Blair estimates that roughly 90 students will be selected of the approximately 180 candidates this spring, which, along with the 24 selected in spring of junior year and 48 selected in fall of senior year, will make up 10 percent of the graduating class.
Blair added that practical considerations also went into making this change.
The timing of these elections, McCarty said, has always come at a busy time for students and faculty, presenting a challenge to obtaining the letters of recommendation.
Though this new procedure would put less pressure on both students and faculty, it will not change the thinking behind this chapter’s selection process, McCarty added.
“Many schools’ Phi Beta Kappa is determined solely by grade point average, and we have long felt that that is a narrow viewpoint,” McCarty said. “We want to look at academic excellence more broadly. The level of difficulty and the breath of academic experience that they show is more than a simple numerical calculation. We still preserve all of that in this process.”
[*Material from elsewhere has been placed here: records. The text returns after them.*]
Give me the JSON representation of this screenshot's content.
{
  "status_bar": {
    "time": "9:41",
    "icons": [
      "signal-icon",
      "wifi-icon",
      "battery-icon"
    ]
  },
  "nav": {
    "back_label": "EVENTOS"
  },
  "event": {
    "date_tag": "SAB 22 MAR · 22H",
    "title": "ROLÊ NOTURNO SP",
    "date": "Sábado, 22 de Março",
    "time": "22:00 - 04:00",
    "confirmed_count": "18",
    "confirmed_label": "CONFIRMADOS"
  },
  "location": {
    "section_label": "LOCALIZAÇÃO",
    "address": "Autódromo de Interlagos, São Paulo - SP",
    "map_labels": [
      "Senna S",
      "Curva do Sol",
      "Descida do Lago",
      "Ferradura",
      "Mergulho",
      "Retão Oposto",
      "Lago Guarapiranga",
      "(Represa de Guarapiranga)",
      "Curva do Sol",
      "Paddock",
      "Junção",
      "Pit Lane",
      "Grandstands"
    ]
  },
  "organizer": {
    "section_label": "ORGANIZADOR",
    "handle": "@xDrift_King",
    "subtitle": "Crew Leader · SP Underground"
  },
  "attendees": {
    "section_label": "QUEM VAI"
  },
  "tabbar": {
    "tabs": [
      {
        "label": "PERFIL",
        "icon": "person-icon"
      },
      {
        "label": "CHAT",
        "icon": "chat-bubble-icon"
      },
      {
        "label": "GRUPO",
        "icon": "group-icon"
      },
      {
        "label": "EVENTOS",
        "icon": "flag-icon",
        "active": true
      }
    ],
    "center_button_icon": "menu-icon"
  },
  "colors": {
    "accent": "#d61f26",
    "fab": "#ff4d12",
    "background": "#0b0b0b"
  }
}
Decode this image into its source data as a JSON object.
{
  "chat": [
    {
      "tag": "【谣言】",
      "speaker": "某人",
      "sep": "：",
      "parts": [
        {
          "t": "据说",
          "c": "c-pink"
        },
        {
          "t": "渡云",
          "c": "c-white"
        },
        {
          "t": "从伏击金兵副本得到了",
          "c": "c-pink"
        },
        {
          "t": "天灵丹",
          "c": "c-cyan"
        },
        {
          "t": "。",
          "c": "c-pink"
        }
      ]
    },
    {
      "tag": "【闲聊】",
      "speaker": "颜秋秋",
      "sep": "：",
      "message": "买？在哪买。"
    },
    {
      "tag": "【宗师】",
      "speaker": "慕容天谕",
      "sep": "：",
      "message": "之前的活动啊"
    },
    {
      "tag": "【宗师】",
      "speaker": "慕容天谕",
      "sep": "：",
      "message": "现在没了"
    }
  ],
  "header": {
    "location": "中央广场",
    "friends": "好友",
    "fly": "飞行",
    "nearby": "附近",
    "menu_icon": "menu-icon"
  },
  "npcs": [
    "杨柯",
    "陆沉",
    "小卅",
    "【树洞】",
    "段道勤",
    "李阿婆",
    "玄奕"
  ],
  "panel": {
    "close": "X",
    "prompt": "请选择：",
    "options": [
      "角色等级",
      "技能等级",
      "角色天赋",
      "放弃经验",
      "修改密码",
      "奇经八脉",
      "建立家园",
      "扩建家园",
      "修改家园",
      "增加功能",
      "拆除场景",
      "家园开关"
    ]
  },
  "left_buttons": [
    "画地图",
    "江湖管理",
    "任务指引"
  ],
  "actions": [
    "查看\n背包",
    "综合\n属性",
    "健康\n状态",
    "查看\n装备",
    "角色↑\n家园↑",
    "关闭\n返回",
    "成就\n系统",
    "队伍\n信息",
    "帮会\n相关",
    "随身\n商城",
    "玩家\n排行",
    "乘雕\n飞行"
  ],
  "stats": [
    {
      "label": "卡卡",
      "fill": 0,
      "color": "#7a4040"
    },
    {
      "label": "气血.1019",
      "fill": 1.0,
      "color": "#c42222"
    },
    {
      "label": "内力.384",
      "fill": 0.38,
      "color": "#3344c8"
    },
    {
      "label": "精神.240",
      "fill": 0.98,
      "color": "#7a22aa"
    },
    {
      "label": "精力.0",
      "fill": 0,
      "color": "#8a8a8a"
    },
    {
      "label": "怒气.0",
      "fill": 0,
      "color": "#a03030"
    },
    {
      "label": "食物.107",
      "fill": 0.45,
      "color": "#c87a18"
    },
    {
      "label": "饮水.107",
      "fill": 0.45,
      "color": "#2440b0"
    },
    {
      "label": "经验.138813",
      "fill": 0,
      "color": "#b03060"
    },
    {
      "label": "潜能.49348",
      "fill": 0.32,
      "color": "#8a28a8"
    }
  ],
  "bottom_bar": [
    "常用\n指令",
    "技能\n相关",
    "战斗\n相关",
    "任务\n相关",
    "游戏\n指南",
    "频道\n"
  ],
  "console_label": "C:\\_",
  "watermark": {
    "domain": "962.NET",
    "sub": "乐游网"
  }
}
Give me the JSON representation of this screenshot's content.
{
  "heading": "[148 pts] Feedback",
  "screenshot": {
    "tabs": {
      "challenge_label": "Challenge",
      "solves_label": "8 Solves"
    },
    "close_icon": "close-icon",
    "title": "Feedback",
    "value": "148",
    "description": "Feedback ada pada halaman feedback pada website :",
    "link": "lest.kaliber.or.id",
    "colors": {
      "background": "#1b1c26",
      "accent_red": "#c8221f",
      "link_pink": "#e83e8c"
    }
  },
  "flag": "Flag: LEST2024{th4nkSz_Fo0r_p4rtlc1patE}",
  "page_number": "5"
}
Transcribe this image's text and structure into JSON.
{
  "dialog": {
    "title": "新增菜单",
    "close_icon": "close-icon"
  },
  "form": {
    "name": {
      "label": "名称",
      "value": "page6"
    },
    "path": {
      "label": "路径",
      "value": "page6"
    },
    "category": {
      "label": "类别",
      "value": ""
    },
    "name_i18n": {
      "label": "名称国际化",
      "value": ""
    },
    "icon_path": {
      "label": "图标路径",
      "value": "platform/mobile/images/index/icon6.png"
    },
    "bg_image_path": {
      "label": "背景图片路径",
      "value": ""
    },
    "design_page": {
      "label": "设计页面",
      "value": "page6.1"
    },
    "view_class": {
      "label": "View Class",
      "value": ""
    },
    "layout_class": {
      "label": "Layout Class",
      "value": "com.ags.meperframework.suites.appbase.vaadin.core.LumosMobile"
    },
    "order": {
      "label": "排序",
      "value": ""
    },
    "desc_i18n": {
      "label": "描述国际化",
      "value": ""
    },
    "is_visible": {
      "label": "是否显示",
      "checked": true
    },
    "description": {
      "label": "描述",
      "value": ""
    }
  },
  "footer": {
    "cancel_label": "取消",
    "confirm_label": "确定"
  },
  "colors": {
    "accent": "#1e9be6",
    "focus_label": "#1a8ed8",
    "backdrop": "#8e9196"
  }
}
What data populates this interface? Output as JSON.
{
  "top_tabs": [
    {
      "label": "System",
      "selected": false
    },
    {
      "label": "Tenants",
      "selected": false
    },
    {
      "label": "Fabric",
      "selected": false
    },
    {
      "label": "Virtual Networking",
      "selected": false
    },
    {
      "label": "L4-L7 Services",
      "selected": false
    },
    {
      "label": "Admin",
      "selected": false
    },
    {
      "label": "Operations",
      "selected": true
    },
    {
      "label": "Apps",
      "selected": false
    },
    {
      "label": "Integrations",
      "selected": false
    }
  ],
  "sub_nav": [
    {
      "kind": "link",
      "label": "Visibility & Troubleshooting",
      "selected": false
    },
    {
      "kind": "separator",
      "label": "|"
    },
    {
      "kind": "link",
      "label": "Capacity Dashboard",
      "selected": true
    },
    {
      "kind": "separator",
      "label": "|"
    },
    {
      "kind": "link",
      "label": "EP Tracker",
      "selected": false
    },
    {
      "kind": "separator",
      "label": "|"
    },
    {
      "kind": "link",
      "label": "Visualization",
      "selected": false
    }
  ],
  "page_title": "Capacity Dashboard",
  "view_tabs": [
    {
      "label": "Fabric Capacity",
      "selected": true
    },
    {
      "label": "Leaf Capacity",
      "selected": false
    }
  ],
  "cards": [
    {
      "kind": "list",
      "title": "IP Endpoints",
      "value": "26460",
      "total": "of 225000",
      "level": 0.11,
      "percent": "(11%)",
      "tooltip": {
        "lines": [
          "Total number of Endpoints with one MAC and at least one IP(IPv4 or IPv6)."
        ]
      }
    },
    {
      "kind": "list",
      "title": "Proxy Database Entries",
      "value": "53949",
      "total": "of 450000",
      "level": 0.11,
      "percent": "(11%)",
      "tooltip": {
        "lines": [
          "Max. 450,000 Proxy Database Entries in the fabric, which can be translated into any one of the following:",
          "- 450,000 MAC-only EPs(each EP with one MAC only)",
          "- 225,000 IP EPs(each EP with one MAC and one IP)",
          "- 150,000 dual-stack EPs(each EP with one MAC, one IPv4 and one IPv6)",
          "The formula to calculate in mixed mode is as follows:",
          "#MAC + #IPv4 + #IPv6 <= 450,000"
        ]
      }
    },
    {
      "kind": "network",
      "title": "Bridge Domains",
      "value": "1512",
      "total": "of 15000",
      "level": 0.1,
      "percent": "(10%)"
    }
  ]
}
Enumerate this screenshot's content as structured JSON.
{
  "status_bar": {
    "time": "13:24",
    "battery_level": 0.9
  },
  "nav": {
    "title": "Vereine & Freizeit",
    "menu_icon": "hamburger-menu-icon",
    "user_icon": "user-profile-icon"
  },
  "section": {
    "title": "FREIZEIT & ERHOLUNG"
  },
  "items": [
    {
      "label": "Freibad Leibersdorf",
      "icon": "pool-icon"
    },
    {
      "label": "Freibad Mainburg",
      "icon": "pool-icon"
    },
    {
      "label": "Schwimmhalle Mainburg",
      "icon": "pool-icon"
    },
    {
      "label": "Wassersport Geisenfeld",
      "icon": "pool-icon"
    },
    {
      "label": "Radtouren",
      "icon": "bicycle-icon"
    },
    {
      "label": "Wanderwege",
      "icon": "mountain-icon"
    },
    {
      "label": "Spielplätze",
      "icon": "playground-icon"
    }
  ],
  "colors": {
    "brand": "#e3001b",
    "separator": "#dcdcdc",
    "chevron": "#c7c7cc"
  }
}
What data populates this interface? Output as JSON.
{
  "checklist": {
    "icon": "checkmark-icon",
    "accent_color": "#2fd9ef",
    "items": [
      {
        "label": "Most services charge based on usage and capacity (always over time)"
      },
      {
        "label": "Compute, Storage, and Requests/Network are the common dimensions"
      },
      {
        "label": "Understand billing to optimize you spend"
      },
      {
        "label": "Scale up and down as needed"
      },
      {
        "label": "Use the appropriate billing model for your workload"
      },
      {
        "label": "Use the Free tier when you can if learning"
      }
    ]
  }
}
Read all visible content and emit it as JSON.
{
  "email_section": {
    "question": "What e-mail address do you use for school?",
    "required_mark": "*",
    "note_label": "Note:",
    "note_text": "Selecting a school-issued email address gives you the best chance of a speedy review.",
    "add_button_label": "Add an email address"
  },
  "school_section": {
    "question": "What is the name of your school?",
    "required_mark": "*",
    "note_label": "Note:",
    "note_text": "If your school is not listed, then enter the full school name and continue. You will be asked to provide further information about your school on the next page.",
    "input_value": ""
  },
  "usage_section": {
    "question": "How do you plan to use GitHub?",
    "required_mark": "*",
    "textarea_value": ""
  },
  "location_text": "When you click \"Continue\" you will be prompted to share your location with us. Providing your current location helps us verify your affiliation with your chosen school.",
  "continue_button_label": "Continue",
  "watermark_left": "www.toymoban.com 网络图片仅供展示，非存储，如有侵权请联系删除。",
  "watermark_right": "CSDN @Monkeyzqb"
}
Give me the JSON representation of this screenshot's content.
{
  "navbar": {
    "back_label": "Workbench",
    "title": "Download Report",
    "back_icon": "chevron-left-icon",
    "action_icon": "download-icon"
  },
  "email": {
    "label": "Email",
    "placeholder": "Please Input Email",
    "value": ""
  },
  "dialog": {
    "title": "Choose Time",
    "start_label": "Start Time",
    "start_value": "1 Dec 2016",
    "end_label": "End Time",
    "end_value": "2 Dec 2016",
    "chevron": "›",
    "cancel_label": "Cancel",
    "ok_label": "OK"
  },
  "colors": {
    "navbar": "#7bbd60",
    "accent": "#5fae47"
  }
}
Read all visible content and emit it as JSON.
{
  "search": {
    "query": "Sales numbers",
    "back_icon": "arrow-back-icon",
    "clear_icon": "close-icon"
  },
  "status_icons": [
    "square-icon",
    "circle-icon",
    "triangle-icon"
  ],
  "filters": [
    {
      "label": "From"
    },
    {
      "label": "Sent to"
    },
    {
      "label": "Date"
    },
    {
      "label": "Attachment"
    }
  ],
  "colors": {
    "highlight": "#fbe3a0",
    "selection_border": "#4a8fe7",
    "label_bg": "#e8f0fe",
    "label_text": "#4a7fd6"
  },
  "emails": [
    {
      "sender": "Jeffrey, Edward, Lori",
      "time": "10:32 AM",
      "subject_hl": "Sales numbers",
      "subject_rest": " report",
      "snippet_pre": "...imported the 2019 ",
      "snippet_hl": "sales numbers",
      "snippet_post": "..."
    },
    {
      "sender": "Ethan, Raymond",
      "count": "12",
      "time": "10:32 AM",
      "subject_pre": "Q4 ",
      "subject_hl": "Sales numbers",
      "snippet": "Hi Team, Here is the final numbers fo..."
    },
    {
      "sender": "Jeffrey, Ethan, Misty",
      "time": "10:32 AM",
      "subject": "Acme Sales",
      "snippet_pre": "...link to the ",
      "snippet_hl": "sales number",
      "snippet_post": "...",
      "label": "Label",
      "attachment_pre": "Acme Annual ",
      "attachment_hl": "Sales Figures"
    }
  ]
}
Some seniors who are already members of the society said they support the idea of only announcing the new additions before Commencement.
“I think it’s a positive thing not to let down half the people who are nominated,” said Anthony C. Speare ’10, a sociology concentrator and a marshall for the society.
As it currently stands, once undergraduates are elected, they may choose to partake in deliberations for future rounds of selection.
Under the new guidelines, however, students will not be able to participate in deliberations for senior spring elections.
Daniel M. Bear ’10, a molecular and cellular biology concentrator in Adams House, said he feels that there is not much difference in being able to make the decisions.
“It’s nice to be a part of the deliberations,” Bear said. “[But] both of those groups are extremely accomplished groups of students, and [it’s] an extremely high honor to be in each of those groups. It’s a tremendous honor to be elected no matter what.”